= Sonar 2087 =

Towed array sonar

The Sonar 2087 (sometimes shortened to S2087) is a towed array sonar developed by Thales Underwater Systems (TUS). Manufactured in the United Kingdom, it is the British variant of the company's CAPTAS-4 manufactured in Brest, France, and part of its CAPTAS (Combined Active and Passive Towed Array Sonar) line of products. The Sonar 2087 replaced the older Sonar 2031 in the Royal Navy and equips the five active Type 23 frigates. It is also expected to equip the Royal Navy's Type 26 frigates currently in production. The S2087 is also fitted on the three Chilean Type 23 frigates acquired from the Royal Navy.

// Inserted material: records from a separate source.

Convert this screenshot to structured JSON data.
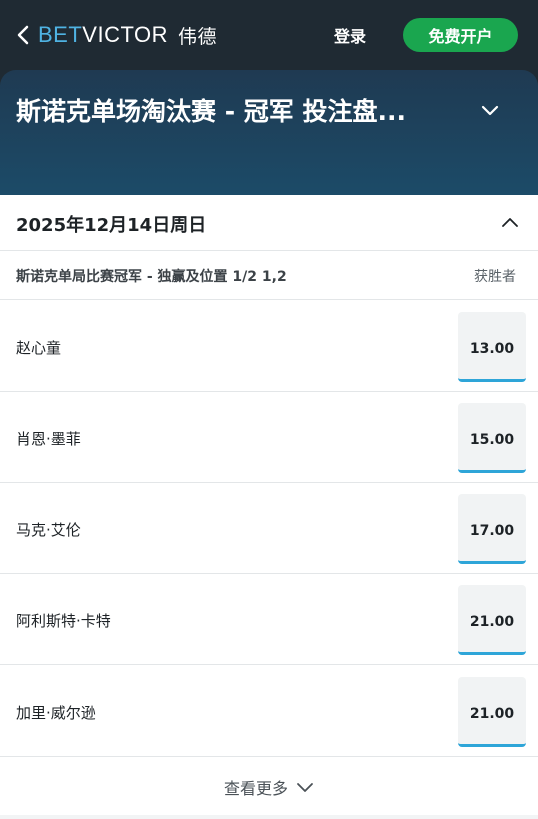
{
  "header": {
    "logo_bet": "BET",
    "logo_victor": "VICTOR",
    "logo_cn": "伟德",
    "login_label": "登录",
    "signup_label": "免费开户"
  },
  "hero": {
    "title": "斯诺克单场淘汰赛 - 冠军 投注盘..."
  },
  "event": {
    "date": "2025年12月14日周日",
    "market_title": "斯诺克单局比赛冠军 - 独赢及位置 1/2 1,2",
    "column_label": "获胜者",
    "runners": [
      {
        "name": "赵心童",
        "odds": "13.00"
      },
      {
        "name": "肖恩·墨菲",
        "odds": "15.00"
      },
      {
        "name": "马克·艾伦",
        "odds": "17.00"
      },
      {
        "name": "阿利斯特·卡特",
        "odds": "21.00"
      },
      {
        "name": "加里·威尔逊",
        "odds": "21.00"
      }
    ],
    "show_more_label": "查看更多"
  },
  "colors": {
    "header_bg": "#1f2a33",
    "hero_bg": "#1c4b68",
    "brand_blue": "#4fb3e3",
    "signup_green": "#1aa64f",
    "odds_underline": "#2ea5d8"
  },
  "icons": {
    "back": "chevron-left-icon",
    "hero_toggle": "chevron-down-icon",
    "date_toggle": "chevron-up-icon",
    "show_more": "chevron-down-icon"
  }
}
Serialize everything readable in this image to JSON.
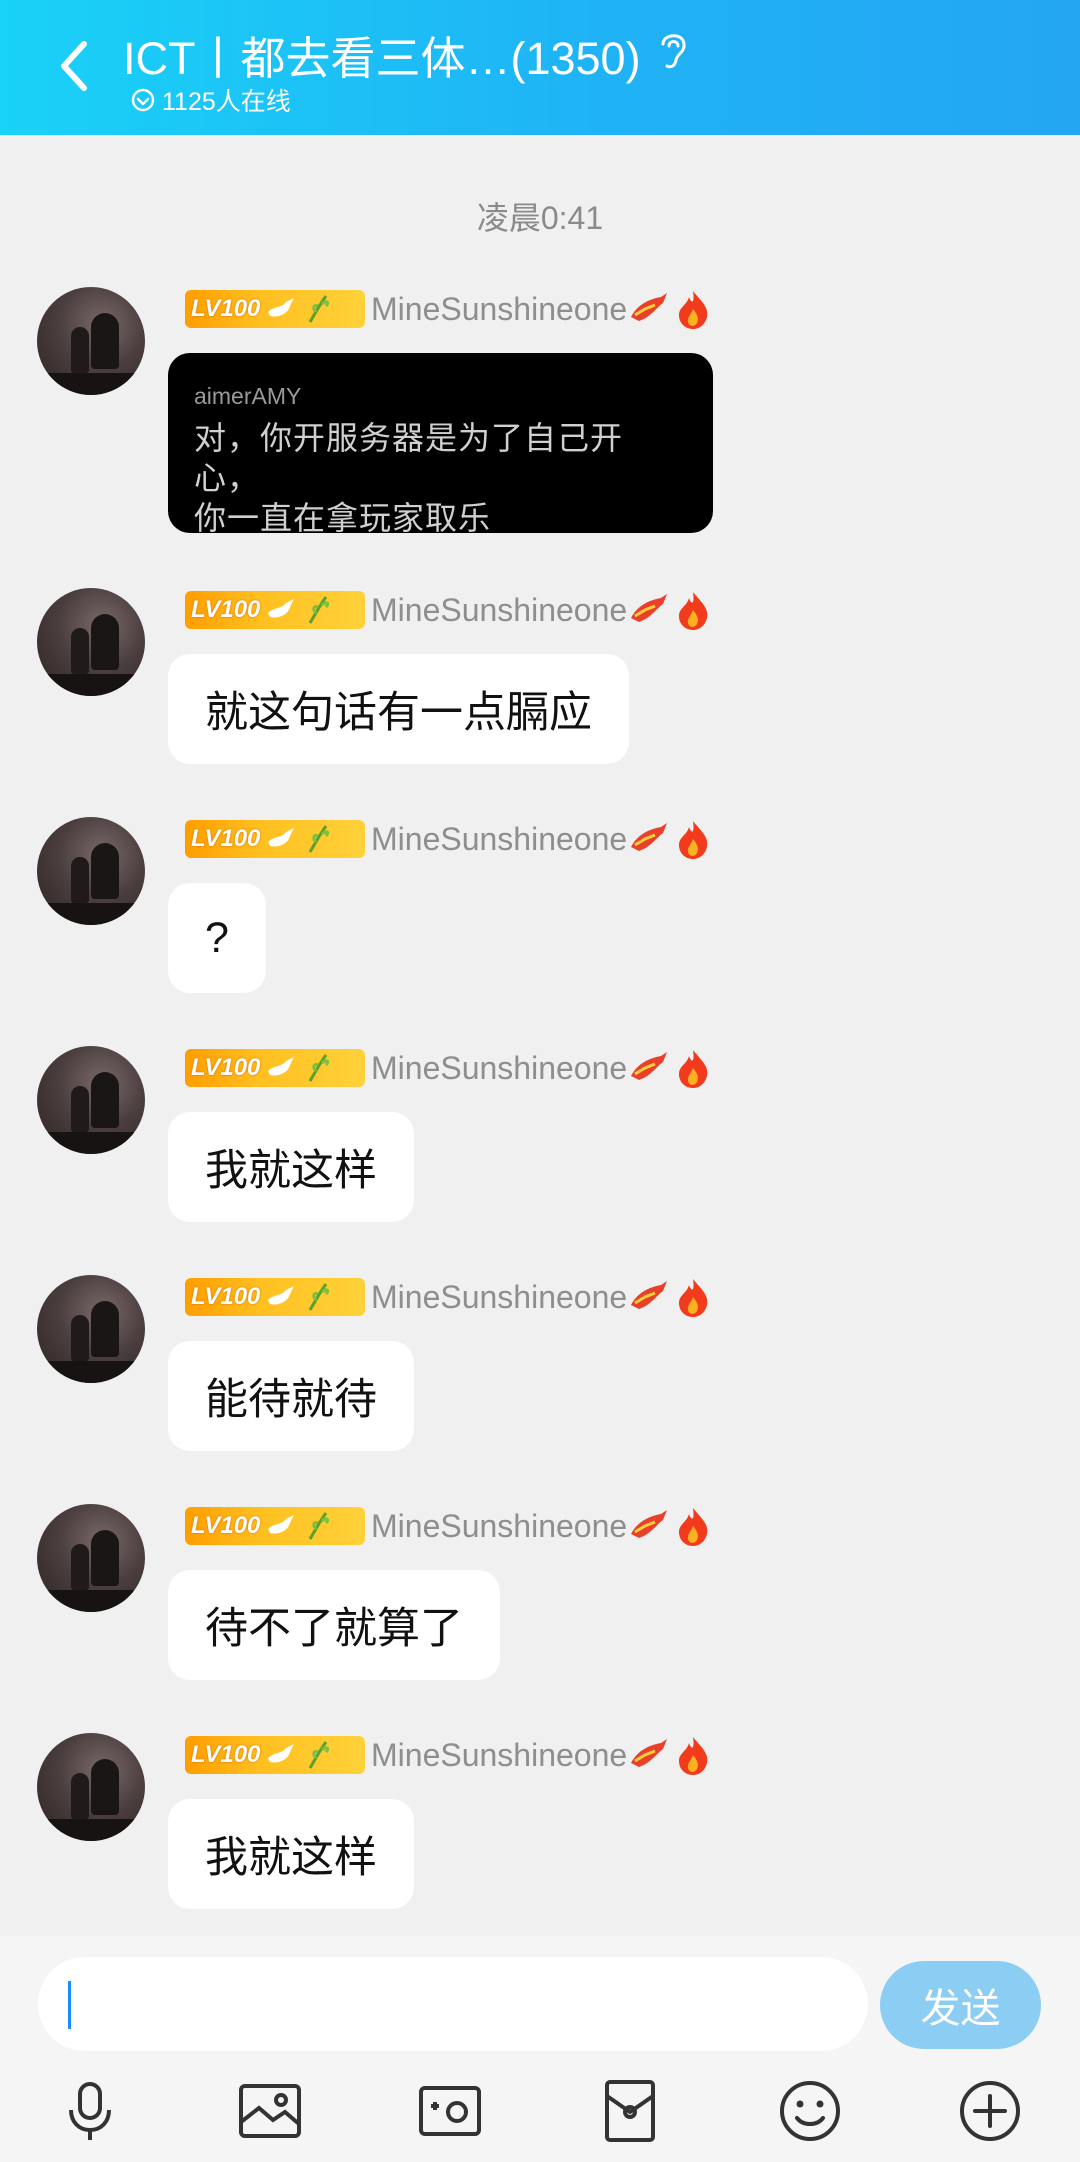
{
  "header": {
    "title": "ICT丨都去看三体…(1350)",
    "online": "1125人在线"
  },
  "timestamp": "凌晨0:41",
  "sender": {
    "level": "LV100",
    "name": "MineSunshineone"
  },
  "messages": [
    {
      "type": "quote",
      "quote_user": "aimerAMY",
      "text_line1": "对，你开服务器是为了自己开心，",
      "text_line2": "你一直在拿玩家取乐"
    },
    {
      "type": "text",
      "text": "就这句话有一点膈应"
    },
    {
      "type": "text",
      "text": "?"
    },
    {
      "type": "text",
      "text": "我就这样"
    },
    {
      "type": "text",
      "text": "能待就待"
    },
    {
      "type": "text",
      "text": "待不了就算了"
    },
    {
      "type": "text",
      "text": "我就这样"
    }
  ],
  "input": {
    "value": ""
  },
  "send_label": "发送",
  "toolbar": [
    "microphone-icon",
    "image-icon",
    "camera-icon",
    "red-packet-icon",
    "emoji-icon",
    "plus-icon"
  ]
}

The S2087 is a Low Frequency Active Sonar (LFAS) and consists of both active and passive sonar arrays. Thales describes the system as "a towed-array that enables Type 23 frigates to hunt the latest submarines at considerable distances and locate them beyond the range at which they [submarines] can launch an attack".

 was the first British vessel to be equipped with the S2087. The latter's first operational test after its integration took place during the "Auriga" deployment in 2010, for which HMS Sutherland was chosen to act as the Anti-Submarine Warfare Commander. The exercise involved American, British, Canadian and French naval assets.

A new programme named Spearhead was launched in October 2022 to further develop the Sonar 2087 by adding new active and passive variable depth sonar capability to the existing system on Type 23 frigates.